Syrians outside of Syria are finding ways to help support the pro-democracy movement in their country.
Until recently, Chicago attorney and human rights activist Yaser Tabbara was welcomed in Syria for helping to develop the education system in the land of his birth. Now he is considered an enemy of the state.
“My name has been circulated on Syrian media as a pro-American traitor," he said.
That notoriety stems from Tabbara's efforts to encourage international pressure on President Bashar al-Assad's government. Tabbara has pushed for a U.N. Security Council resolution condemning the crackdown in Syria. And he has prepared a case for the International Criminal Court to charge the Assad regime with crimes against humanity. “And what we argue is that the more unified the international community [gets] behind the idea of deligitimizing Assad and his regime and isolating him economically, diplomatically, politically, the more reinforced the pro-democracy movement on the ground becomes," he said.

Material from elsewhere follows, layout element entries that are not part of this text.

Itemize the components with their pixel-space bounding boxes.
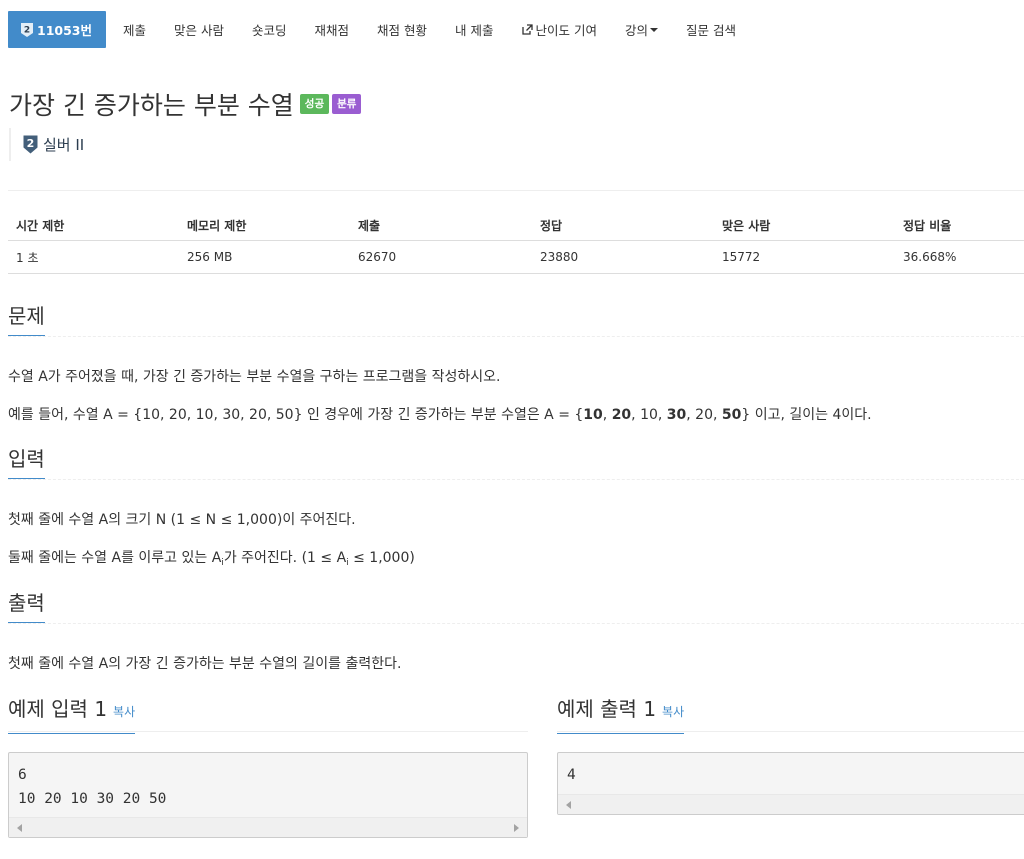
sample-output-code[interactable]: 4 xyxy=(557,752,1024,815)
copy-input-button[interactable]: 복사 xyxy=(113,705,135,719)
nav-my-submissions[interactable]: 내 제출 xyxy=(455,20,493,39)
input-heading: 입력 xyxy=(8,446,45,479)
memory-limit-value: 256 MB xyxy=(179,240,350,274)
nav-submit[interactable]: 제출 xyxy=(123,20,146,39)
header-submissions: 제출 xyxy=(350,210,532,241)
sample-output-heading: 예제 출력 1 복사 xyxy=(557,694,685,734)
nav-lecture-label: 강의 xyxy=(624,23,648,38)
caret-down-icon xyxy=(650,27,658,32)
header-accept-ratio: 정답 비율 xyxy=(895,210,1024,241)
time-limit-value: 1 초 xyxy=(8,240,179,274)
header-accepted: 정답 xyxy=(532,210,714,241)
sample-output-text: 4 xyxy=(567,767,576,783)
header-accepted-users: 맞은 사람 xyxy=(714,210,895,241)
nav-rejudge[interactable]: 재채점 xyxy=(315,20,350,39)
sample-input-text: 6 10 20 10 30 20 50 xyxy=(18,767,167,807)
scroll-left-icon[interactable] xyxy=(17,824,22,832)
nav-accepted-users[interactable]: 맞은 사람 xyxy=(174,20,224,39)
input-description-2: 둘째 줄에는 수열 A를 이루고 있는 Ai가 주어진다. (1 ≤ Ai ≤ … xyxy=(8,550,415,568)
table-header-row: 시간 제한 메모리 제한 제출 정답 맞은 사람 정답 비율 xyxy=(8,210,1024,241)
horizontal-scrollbar[interactable] xyxy=(558,793,1024,814)
nav-difficulty-contribute[interactable]: 난이도 기여 xyxy=(521,20,597,39)
external-link-icon xyxy=(521,24,533,35)
input-description-1: 첫째 줄에 수열 A의 크기 N (1 ≤ N ≤ 1,000)이 주어진다. xyxy=(8,512,356,528)
sample-output-block: 예제 출력 1 복사 4 xyxy=(557,694,1024,815)
problem-info-table: 시간 제한 메모리 제한 제출 정답 맞은 사람 정답 비율 1 초 256 M… xyxy=(8,210,1024,274)
scroll-right-icon[interactable] xyxy=(514,824,519,832)
tier-label: 실버 II xyxy=(43,136,85,154)
copy-output-button[interactable]: 복사 xyxy=(662,705,684,719)
output-description: 첫째 줄에 수열 A의 가장 긴 증가하는 부분 수열의 길이를 출력한다. xyxy=(8,656,402,672)
svg-text:2: 2 xyxy=(27,137,35,150)
header-time-limit: 시간 제한 xyxy=(8,210,179,241)
nav-status[interactable]: 채점 현황 xyxy=(377,20,427,39)
sample-input-heading: 예제 입력 1 복사 xyxy=(8,694,136,734)
silver-tier-icon: 2 xyxy=(23,135,38,154)
tier-badge-icon: 2 xyxy=(20,22,34,38)
problem-title: 가장 긴 증가하는 부분 수열 xyxy=(9,91,294,120)
nav-problem-number[interactable]: 2 11053번 xyxy=(8,11,106,48)
problem-title-row: 가장 긴 증가하는 부분 수열 성공 분류 xyxy=(9,86,362,122)
problem-description-2: 예를 들어, 수열 A = {10, 20, 10, 30, 20, 50} 인… xyxy=(8,407,872,423)
nav-difficulty-label: 난이도 기여 xyxy=(535,23,597,38)
problem-heading: 문제 xyxy=(8,303,45,336)
nav-problem-number-label: 11053번 xyxy=(37,23,92,38)
problem-tier: 2 실버 II xyxy=(9,128,84,161)
divider xyxy=(8,190,1024,191)
horizontal-scrollbar[interactable] xyxy=(9,817,527,837)
problem-section-header: 문제 xyxy=(8,303,1024,337)
accepted-users-value: 15772 xyxy=(714,240,895,274)
nav-short-coding[interactable]: 숏코딩 xyxy=(252,20,287,39)
sample-input-code[interactable]: 6 10 20 10 30 20 50 xyxy=(8,752,528,838)
svg-text:2: 2 xyxy=(24,25,30,35)
output-heading: 출력 xyxy=(8,590,45,623)
nav-lecture-dropdown[interactable]: 강의 xyxy=(625,20,658,39)
accepted-value: 23880 xyxy=(532,240,714,274)
problem-menu: 2 11053번 제출 맞은 사람 숏코딩 재채점 채점 현황 내 제출 난이도… xyxy=(8,11,736,48)
category-label[interactable]: 분류 xyxy=(332,94,362,114)
success-label[interactable]: 성공 xyxy=(299,94,330,114)
problem-description-1: 수열 A가 주어졌을 때, 가장 긴 증가하는 부분 수열을 구하는 프로그램을… xyxy=(8,369,501,385)
sample-input-block: 예제 입력 1 복사 6 10 20 10 30 20 50 xyxy=(8,694,528,838)
nav-question-search[interactable]: 질문 검색 xyxy=(686,20,736,39)
submissions-value: 62670 xyxy=(350,240,532,274)
header-memory-limit: 메모리 제한 xyxy=(179,210,350,241)
table-row: 1 초 256 MB 62670 23880 15772 36.668% xyxy=(8,240,1024,274)
input-section-header: 입력 xyxy=(8,446,1024,480)
output-section-header: 출력 xyxy=(8,590,1024,624)
accept-ratio-value: 36.668% xyxy=(895,240,1024,274)
scroll-left-icon[interactable] xyxy=(566,800,571,809)
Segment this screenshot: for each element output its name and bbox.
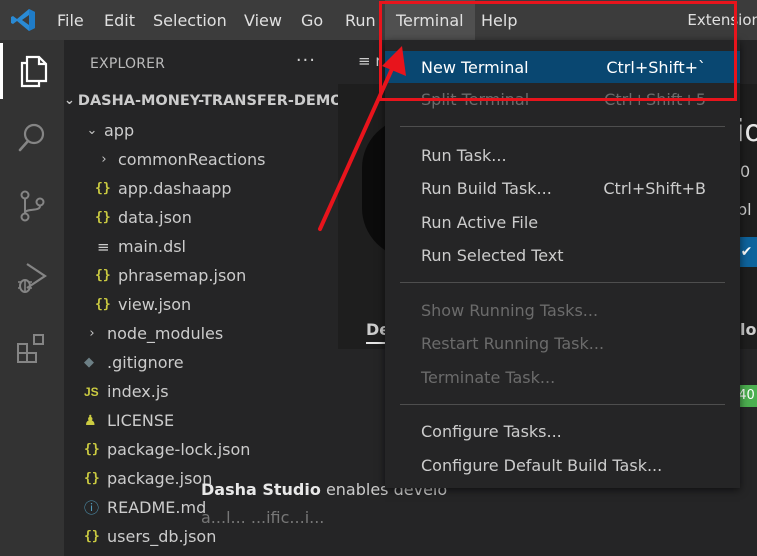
json-file-icon: {} — [84, 529, 100, 544]
menu-item-shortcut: Ctrl+Shift+B — [603, 178, 706, 198]
chevron-right-icon: › — [101, 152, 107, 167]
tree-item[interactable]: {} app.dashaapp — [64, 174, 338, 203]
json-file-icon: {} — [95, 268, 111, 283]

Illinois State University Political Science Professor Yusuf Sarfarti says that kind of international pressure has limited effectiveness without continued strife inside Syria. “The most important thing is the internal pressure. So without the internal pressure, without people taking on the streets, without people in Syria demanding change, there won’t be any change," he said.
But Sarfati says outside help will encourage the pro-democracy movement in Syria to continue. “The change has to come from the Syrian people like it happened in Egypt with the people power. But, of course, they can always use international allies. They can use them for getting certain aid. They can use them for technology. They can use them for organizing their own protests to get at least the psychological support from the outside world as well," he said.
That is precisely the role of Chicago physican Ammar Bayrakdar. He supports Syrian demonstrators on Facebook, and has researched ways to get information out of Syria. “I cannot really give you detail, but one of them I can tell you is a camera that can be put as a Bluetooth and can record without the government actually coming after them. That’s helping get the word out to the international community," he said.
Dr. Bayrakdar is a member of Chicago’s large Syrian American community. He says speaking out against the government in Syria or organizing demonstrations is not common for his people. “We’re Assyrian. We were never active in politics. That’s the way we were raised, unfortunately. When we came to this country, we figured out how democracy and how freedom of speech and freedom to assemble. So even when we come here, there is a major fear that if we do anything, that something might happen to our family or even us when we go back home," he said.
But outrage at the crackdown in Syria is replacing that fear. More than 500 demonstrators gathered recently in Chicago to criticize the Assad regime. And as the strife in Syria continues, the more angry and mobilized Syrians outside the country become.